There are two things that anyone who knows Pier Giorgio knows about Pier Giorgio: he loved God and he loved life. 

What fewer people recognize about Pier Giorgio is that he also loved the late medieval poet Dante Alighieri, known primarily for his work, The Divine Comedy, which just happens to be one of the most formative works of poetry in Western civilization. 

While this may not be surprising that the Italian boy was familiar with and loved the most famous Italian work of literature in the language’s history, consider that Pier Giorgio was not the greatest student in his short life and that many of his formative years were spent out of the country because of his father’s work as a diplomat. 

However, once you really invest in reading and understanding Dante, especially the third portion of his Comedy, Paradiso, you will not be surprised by Pier's love for the poet and his most famous work. 

The biography of Pier Giorgio’s life, A Man of the Beatitudes: Pier Giorgio Frassati, written by his sister Luciana, cites multiple examples of Pier signing (page 41), referencing (87 and 92), and celebrating Dante Alighieri (78). This is due to what Luciana describes as his “deep understanding of Dante” (46). 

While one could attribute all of these to just a patriotic, well-read young man, one really should ask why Pier Giorgio continues to draw specifically from the well of Dante.

The beginning of this post made the obvious statement that Blessed Pier Giorgio loved God, loved life, and loved Dante. What is less obvious is that he loved these three things because they are all closely related. 

God is the author of our individual lives and life itself.

Every good that is part of what it means to be alive is presented completely and perfectly in God. To say something is alive is to say it is more like God. When a person truly loves God, that person will love life itself even when that life involves difficulties. 

Dante breathed life into everything he wrote because he often wrote about God, or things closely related to God, or tried to see God present in everything. 

Pier Giorgio was famously called “a man of the beatitudes” at his beatification Mass by Pope Saint John Paul II. He made his journey on earth one of constant contact with and service for those in need wherever he was. 

Fittingly, he also enjoyed the strenuous physical journey up the many mountains of Italy. Both of these elements of his life come together in Dante’s second leg of the Divine Comedy, Purgatorio, which sees a pilgrim climb up a mountain of purification from sin to virtue in order to be prepared for an eventual flight amongst the stars of heaven. 

Pier Giorgio, like Dante, was scaling a much greater mountain than the Alps when he was here on earth, so that when he died, he would be ready for an even greater ascent.

The beatitudes themselves, found in Matt. 5:1-12, are so-called because those who live them out are truly “blessed” from God’s perspective. They subvert conventional wisdom about who is blessed and cursed, so in order to accept the beatitudes as true, one needs to accept the Source of them, Jesus Christ. 
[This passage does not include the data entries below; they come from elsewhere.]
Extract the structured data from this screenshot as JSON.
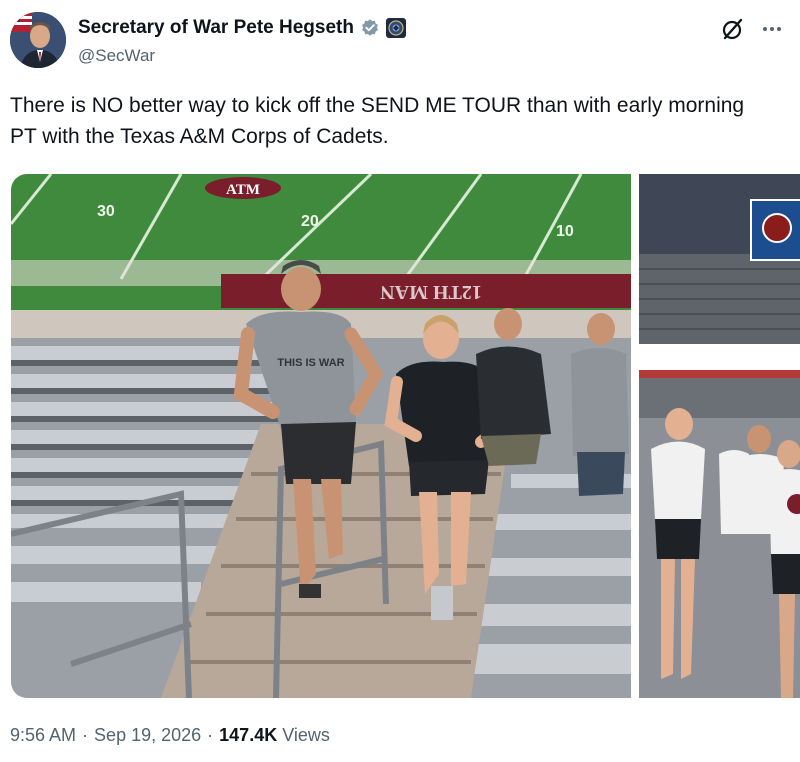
{
  "author": {
    "display_name": "Secretary of War Pete Hegseth",
    "handle": "@SecWar",
    "verified_color": "#829aab"
  },
  "icons": {
    "avatar": "profile-photo",
    "verified": "gray-check-badge-icon",
    "affiliation": "department-seal-icon",
    "grok": "grok-slash-icon",
    "more": "more-dots-icon"
  },
  "tweet": {
    "text": "There is NO better way to kick off the SEND ME TOUR than with early morning PT with the Texas A&M Corps of Cadets."
  },
  "media": {
    "photo1_shirt_text": "THIS IS WAR",
    "photo1_yard_left": "30",
    "photo1_yard_mid": "20",
    "photo1_yard_right": "10",
    "photo1_endzone_text": "12TH MAN"
  },
  "meta": {
    "time": "9:56 AM",
    "date": "Sep 19, 2026",
    "views_count": "147.4K",
    "views_label": "Views"
  }
}
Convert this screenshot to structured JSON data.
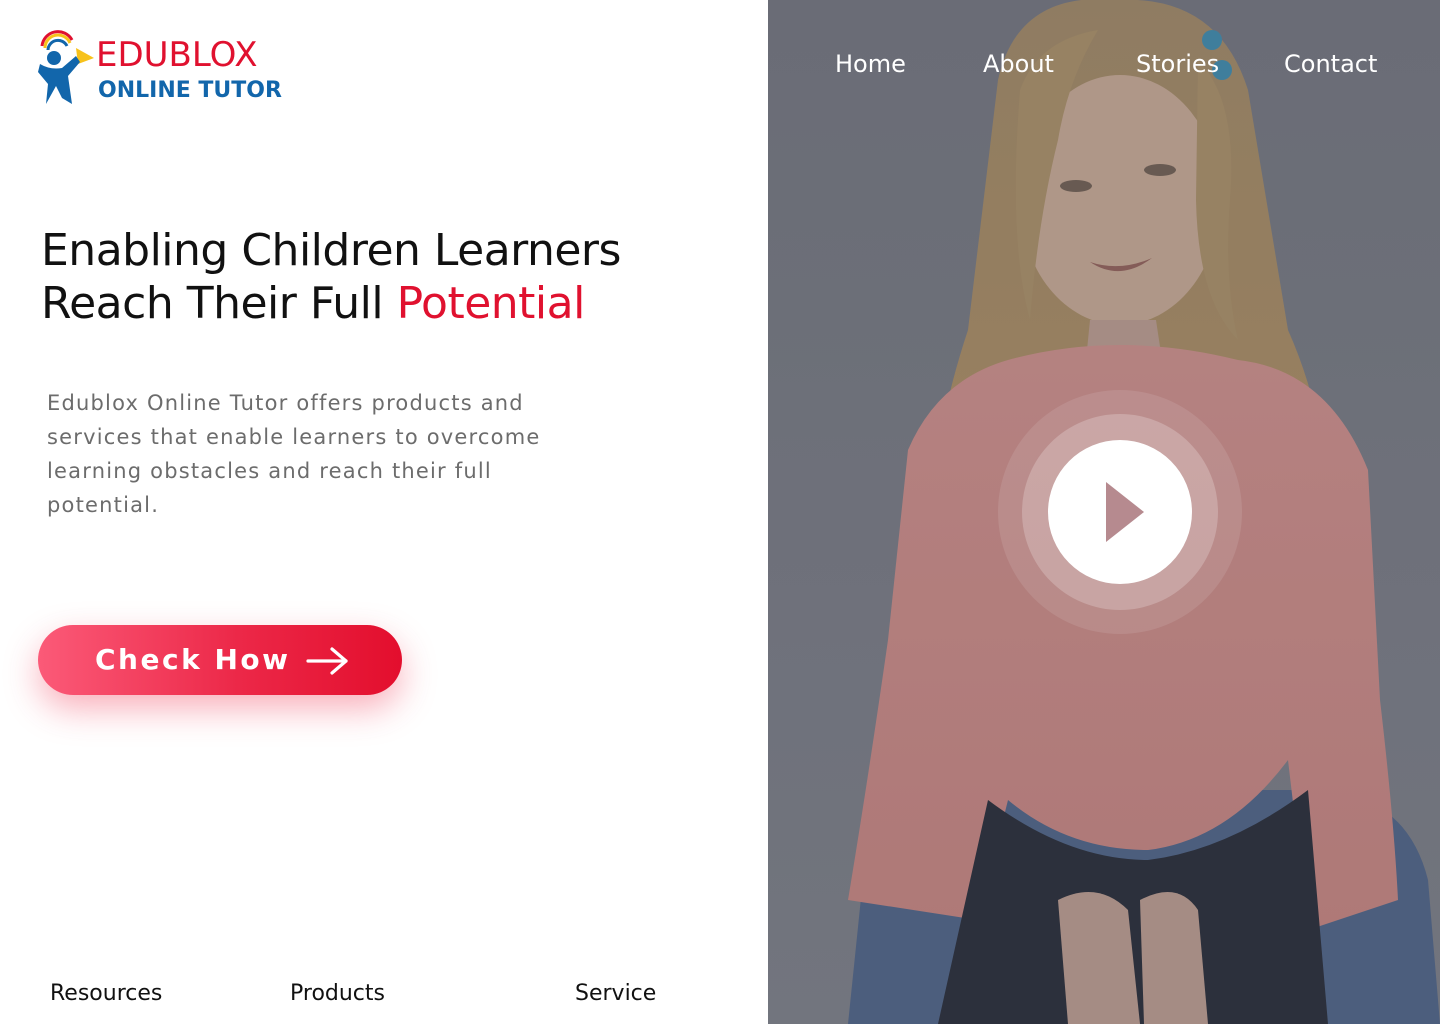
{
  "brand": {
    "name_top": "EDUBLOX",
    "name_bottom": "ONLINE TUTOR",
    "colors": {
      "red": "#e0112f",
      "blue": "#1266ab",
      "yellow": "#f7c21b"
    }
  },
  "nav": {
    "items": [
      {
        "label": "Home"
      },
      {
        "label": "About"
      },
      {
        "label": "Stories"
      },
      {
        "label": "Contact"
      }
    ]
  },
  "hero": {
    "headline_line1": "Enabling Children Learners",
    "headline_line2_prefix": "Reach Their Full ",
    "headline_line2_accent": "Potential",
    "accent_color": "#e0112f",
    "description": "Edublox Online Tutor offers products and services that enable learners to overcome learning obstacles and reach their full potential.",
    "cta_label": "Check How",
    "cta_icon": "arrow-right-icon"
  },
  "video": {
    "play_icon": "play-icon"
  },
  "footer": {
    "links": [
      {
        "label": "Resources"
      },
      {
        "label": "Products"
      },
      {
        "label": "Service"
      }
    ]
  }
}
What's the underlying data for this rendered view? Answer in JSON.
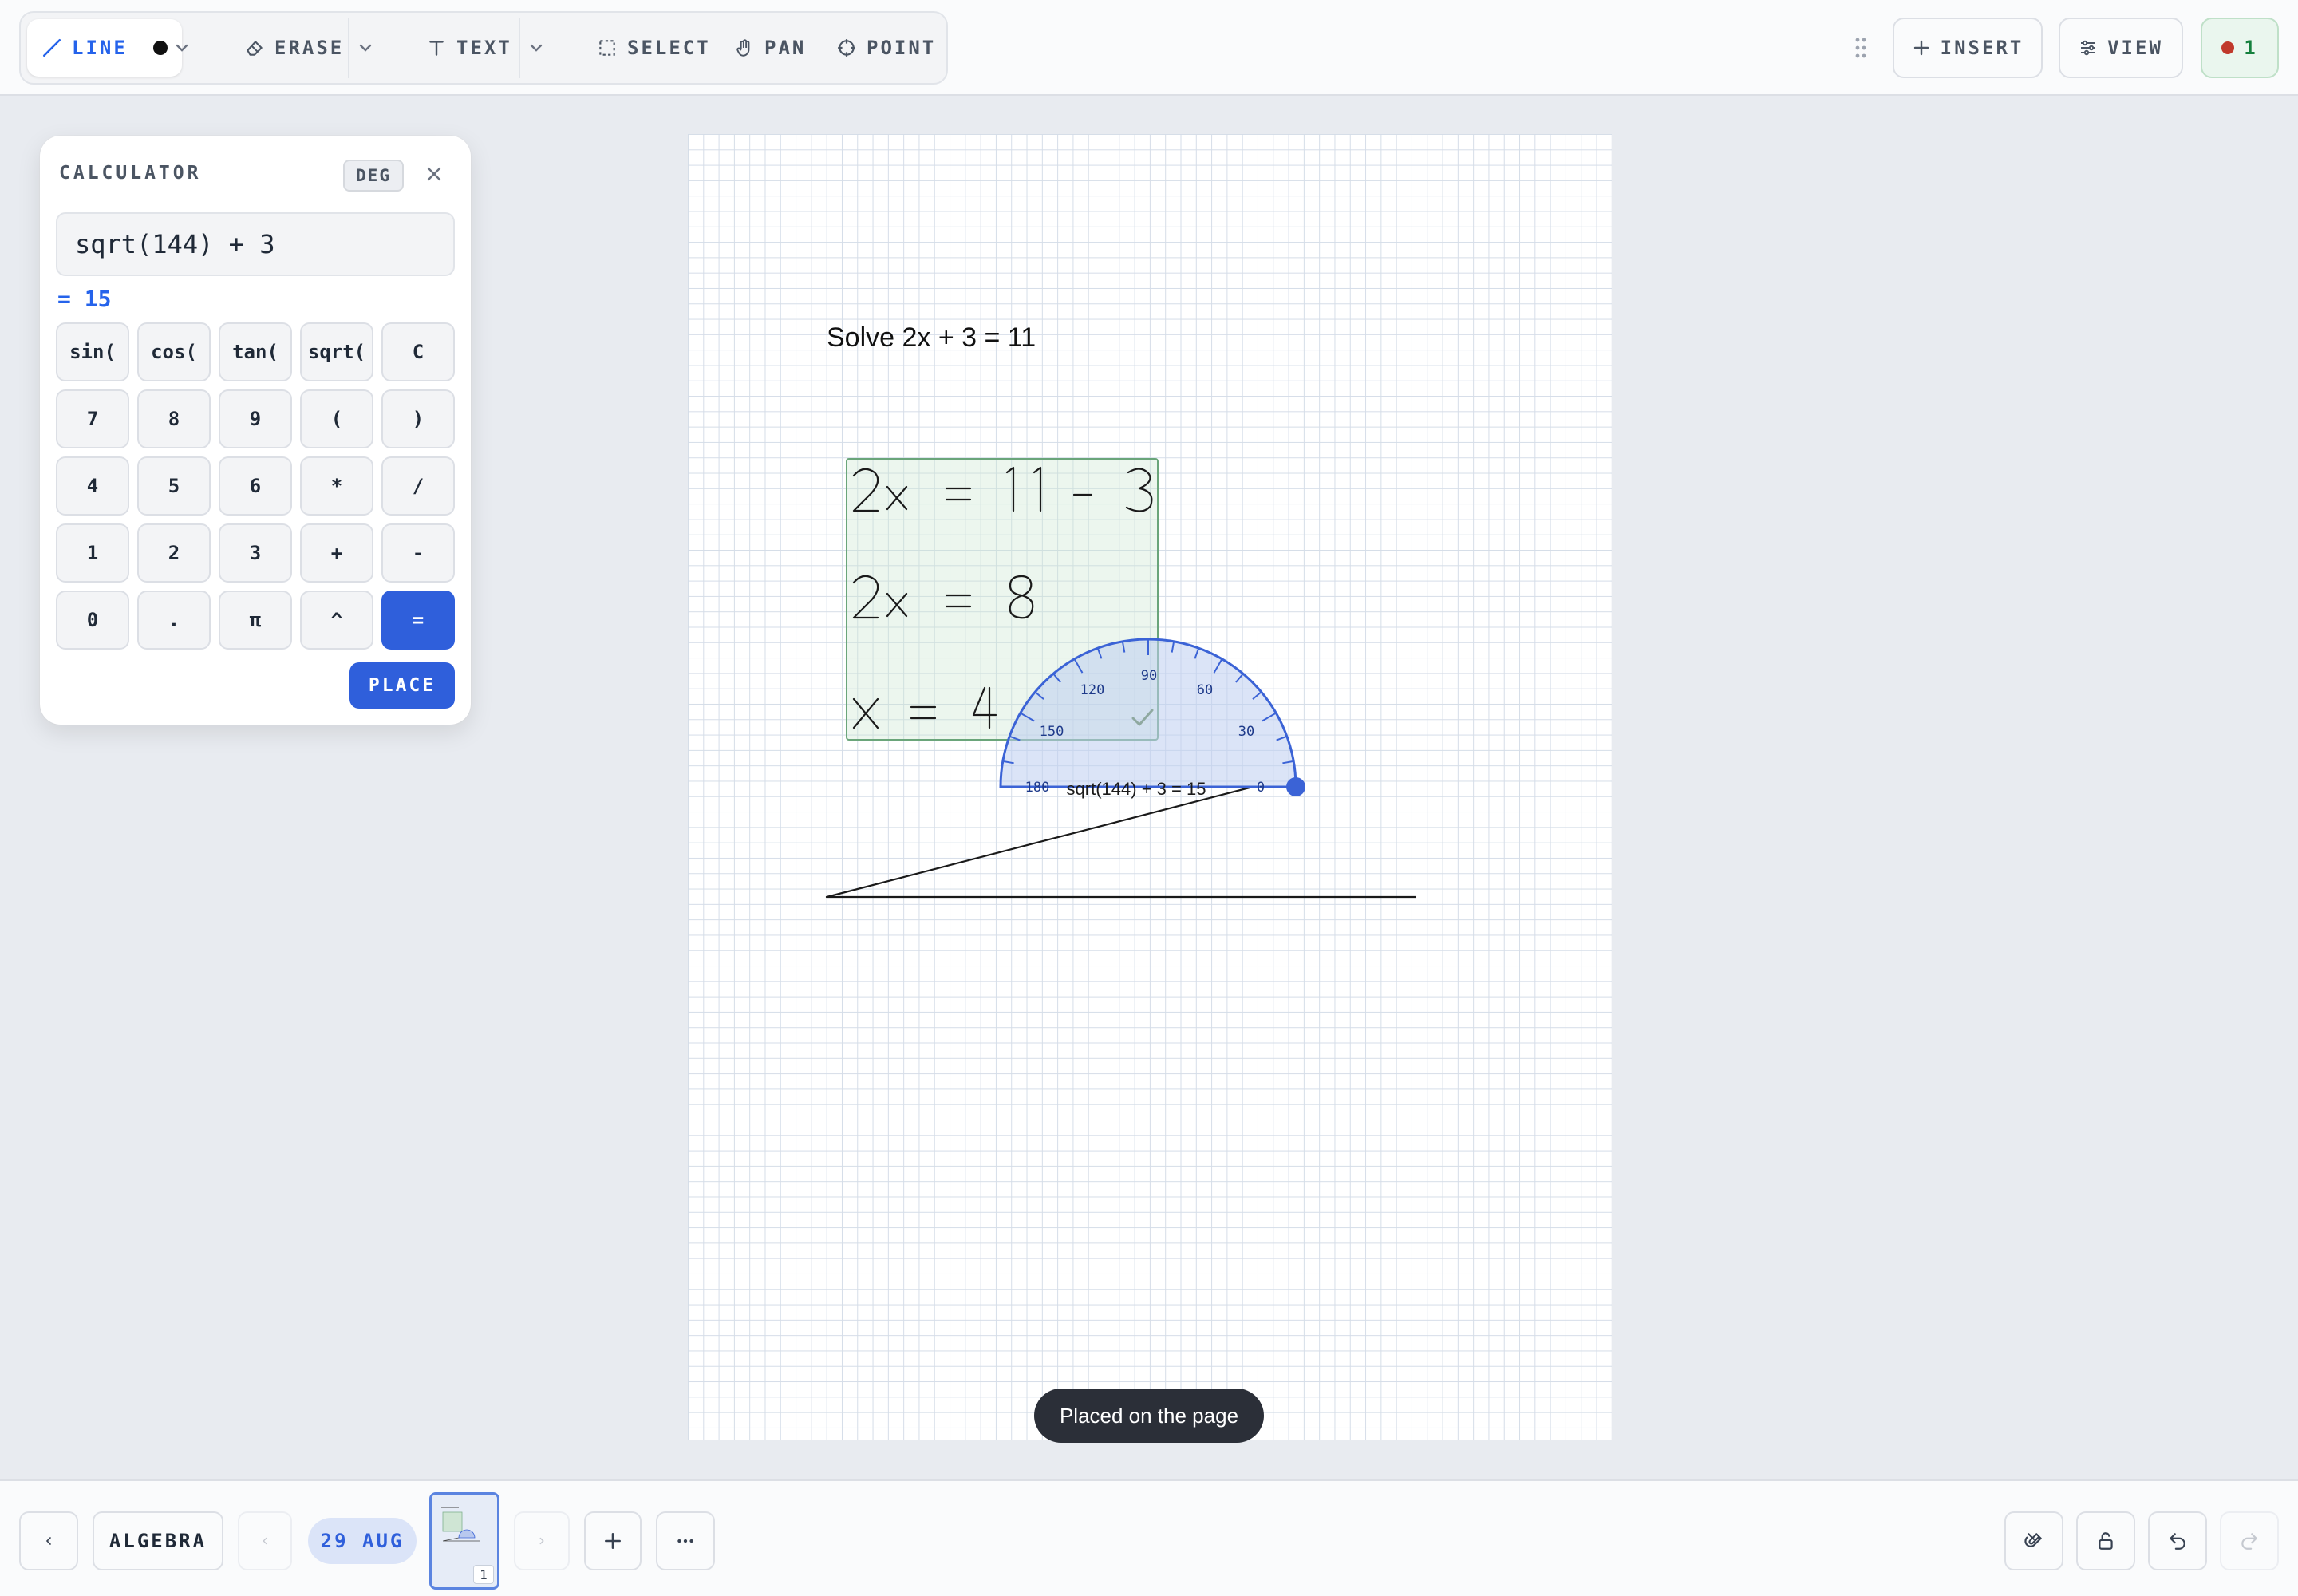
{
  "toolbar": {
    "line_label": "LINE",
    "erase_label": "ERASE",
    "text_label": "TEXT",
    "select_label": "SELECT",
    "pan_label": "PAN",
    "point_label": "POINT",
    "insert_label": "INSERT",
    "view_label": "VIEW",
    "record_count": "1",
    "colors": {
      "active": "#2563eb",
      "pen": "#111111",
      "record_dot": "#c0392b",
      "record_bg": "#eaf6ee"
    }
  },
  "calculator": {
    "title": "CALCULATOR",
    "mode": "DEG",
    "expression": "sqrt(144) + 3",
    "result": "= 15",
    "keys": [
      [
        "sin(",
        "cos(",
        "tan(",
        "sqrt(",
        "C"
      ],
      [
        "7",
        "8",
        "9",
        "(",
        ")"
      ],
      [
        "4",
        "5",
        "6",
        "*",
        "/"
      ],
      [
        "1",
        "2",
        "3",
        "+",
        "-"
      ],
      [
        "0",
        ".",
        "π",
        "^",
        "="
      ]
    ],
    "place_label": "PLACE"
  },
  "canvas": {
    "problem_text": "Solve  2x + 3 = 11",
    "handwriting": [
      "2x = 11 - 3",
      "2x = 8",
      "x = 4"
    ],
    "protractor": {
      "labels": [
        "180",
        "150",
        "120",
        "90",
        "60",
        "30",
        "0"
      ],
      "placed_text": "sqrt(144) + 3 = 15"
    }
  },
  "toast": {
    "message": "Placed on the page"
  },
  "bottombar": {
    "notebook_label": "ALGEBRA",
    "date_label": "29 AUG",
    "page_number": "1"
  }
}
Dante imagines the life of the blessed in heaven in his final section of the Divine Comedy, Paradiso, and it is one of movement, which means that it is full of life. 

Pier Giorgio was constantly moving because he was driven to serve by his love of Jesus Christ, which he found as much in the poor as he did in the Eucharist, and his generous spirit. Because he was so filled with life, the life of God by sanctifying grace, he wanted to share that life. He did this through his love. 

Pier Giorgio gave a love that Dante said, “moves the sun and other stars” (Paradiso, Canto XXXIII). Would that our lives be filled, and then be moved, by this same love.